The Hogan Jazz Archive at Tulane is the leading research center for the study of New Orleans jazz and related musical genres, including New Orleans ragtime, gospel, blues, rhythm and blues, and Creole songs. Among its holdings are 2,000 reels of oral history interviews with musicians, family members, and observers that document the stories surrounding the emergence of jazz in New Orleans from the late 19th century and beyond. Other holdings include sound recordings, film, photography, sheet music, personal papers and records of the American Federation of Musicians Local 174-496, ephemera, and realia. Originally established in 1958 as the Archive of New Orleans Jazz under a subvention from the Ford Foundation, the William Ransom Hogan Archive of New Orleans Jazz at Tulane University was renamed in honor of Professor Hogan, the primary investigator, in 1974.
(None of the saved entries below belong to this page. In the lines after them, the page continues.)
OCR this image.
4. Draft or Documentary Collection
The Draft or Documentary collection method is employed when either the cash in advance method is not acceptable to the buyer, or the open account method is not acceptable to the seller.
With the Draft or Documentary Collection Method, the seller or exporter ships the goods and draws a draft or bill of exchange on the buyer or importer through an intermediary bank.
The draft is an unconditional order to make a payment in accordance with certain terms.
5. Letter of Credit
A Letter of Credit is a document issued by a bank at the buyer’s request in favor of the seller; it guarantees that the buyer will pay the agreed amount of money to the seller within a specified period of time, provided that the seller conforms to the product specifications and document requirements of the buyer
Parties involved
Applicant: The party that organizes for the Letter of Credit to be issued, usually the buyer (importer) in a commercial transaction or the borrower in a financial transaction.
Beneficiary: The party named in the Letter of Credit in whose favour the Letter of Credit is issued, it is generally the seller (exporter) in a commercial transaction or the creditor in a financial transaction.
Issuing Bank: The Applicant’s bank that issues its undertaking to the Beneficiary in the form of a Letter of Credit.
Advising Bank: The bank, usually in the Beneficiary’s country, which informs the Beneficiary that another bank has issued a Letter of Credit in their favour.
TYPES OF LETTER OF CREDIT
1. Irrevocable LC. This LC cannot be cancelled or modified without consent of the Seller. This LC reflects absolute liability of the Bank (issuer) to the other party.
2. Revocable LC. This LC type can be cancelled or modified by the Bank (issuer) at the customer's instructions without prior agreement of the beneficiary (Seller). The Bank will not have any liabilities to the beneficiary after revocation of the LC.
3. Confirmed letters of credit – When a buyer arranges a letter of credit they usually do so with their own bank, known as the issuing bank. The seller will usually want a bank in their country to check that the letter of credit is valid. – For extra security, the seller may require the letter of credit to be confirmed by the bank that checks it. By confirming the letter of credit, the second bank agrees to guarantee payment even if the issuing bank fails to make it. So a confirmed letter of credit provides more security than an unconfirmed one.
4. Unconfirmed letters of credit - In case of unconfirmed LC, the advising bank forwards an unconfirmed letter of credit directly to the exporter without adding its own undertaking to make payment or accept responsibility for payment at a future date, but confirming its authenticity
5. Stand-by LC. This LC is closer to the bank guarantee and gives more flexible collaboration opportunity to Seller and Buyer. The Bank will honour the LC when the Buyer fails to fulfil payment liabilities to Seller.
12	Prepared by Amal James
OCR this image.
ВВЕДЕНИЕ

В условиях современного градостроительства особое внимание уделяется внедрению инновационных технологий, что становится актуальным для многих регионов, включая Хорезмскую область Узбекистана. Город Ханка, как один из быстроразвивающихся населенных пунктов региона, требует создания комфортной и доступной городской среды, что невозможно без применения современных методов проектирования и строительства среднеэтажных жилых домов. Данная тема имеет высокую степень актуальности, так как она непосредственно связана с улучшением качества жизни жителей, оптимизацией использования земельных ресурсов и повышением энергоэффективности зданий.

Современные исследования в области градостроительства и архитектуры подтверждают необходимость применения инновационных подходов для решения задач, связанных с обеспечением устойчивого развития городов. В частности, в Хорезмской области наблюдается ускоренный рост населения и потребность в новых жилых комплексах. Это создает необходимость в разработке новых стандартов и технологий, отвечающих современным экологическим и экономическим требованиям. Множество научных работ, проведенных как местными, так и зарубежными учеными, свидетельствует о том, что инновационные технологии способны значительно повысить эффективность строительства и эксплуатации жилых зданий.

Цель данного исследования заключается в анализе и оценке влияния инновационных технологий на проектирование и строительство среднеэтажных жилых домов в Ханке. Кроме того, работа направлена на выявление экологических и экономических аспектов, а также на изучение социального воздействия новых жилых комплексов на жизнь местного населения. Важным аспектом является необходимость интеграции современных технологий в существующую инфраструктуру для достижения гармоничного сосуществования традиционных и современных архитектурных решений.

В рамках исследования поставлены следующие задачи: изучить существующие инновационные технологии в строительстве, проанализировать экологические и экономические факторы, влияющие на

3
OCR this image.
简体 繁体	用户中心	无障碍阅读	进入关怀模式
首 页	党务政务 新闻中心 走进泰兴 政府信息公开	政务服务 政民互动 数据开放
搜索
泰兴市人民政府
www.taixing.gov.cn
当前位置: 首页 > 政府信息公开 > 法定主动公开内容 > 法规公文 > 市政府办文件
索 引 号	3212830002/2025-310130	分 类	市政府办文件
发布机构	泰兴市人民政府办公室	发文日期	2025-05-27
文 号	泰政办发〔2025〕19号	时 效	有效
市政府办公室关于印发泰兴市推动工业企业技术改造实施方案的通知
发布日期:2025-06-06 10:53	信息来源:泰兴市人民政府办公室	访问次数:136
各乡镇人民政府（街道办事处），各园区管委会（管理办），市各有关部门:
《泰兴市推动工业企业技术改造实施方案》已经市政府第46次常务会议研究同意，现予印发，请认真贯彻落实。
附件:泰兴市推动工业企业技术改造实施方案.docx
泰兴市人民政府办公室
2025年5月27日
Founded in 1884, Young Men Olympian Junior Benevolent Association is the oldest Benevolent Association in Louisiana. Originally, mutual aid societies were established to provide a type of insurance through dues and fundraising activities to assist those in the black community with health care and funeral expenses. The colorful brass band parades and Jazz Funerals were a form of advertising to promote membership in the organizations. Its mission is “To promote and cultivate morality, and to practice charity among its members and those who may come within the influences of the organization and its members; to care for the sick, alleviate the distress of the destitute members, to assist the dead, and to do other acts of charity and benevolence.” Acts of charity have included feeding the homeless, summer camps for youth, park sponsorships, and school supply give-always as well as community partnerships.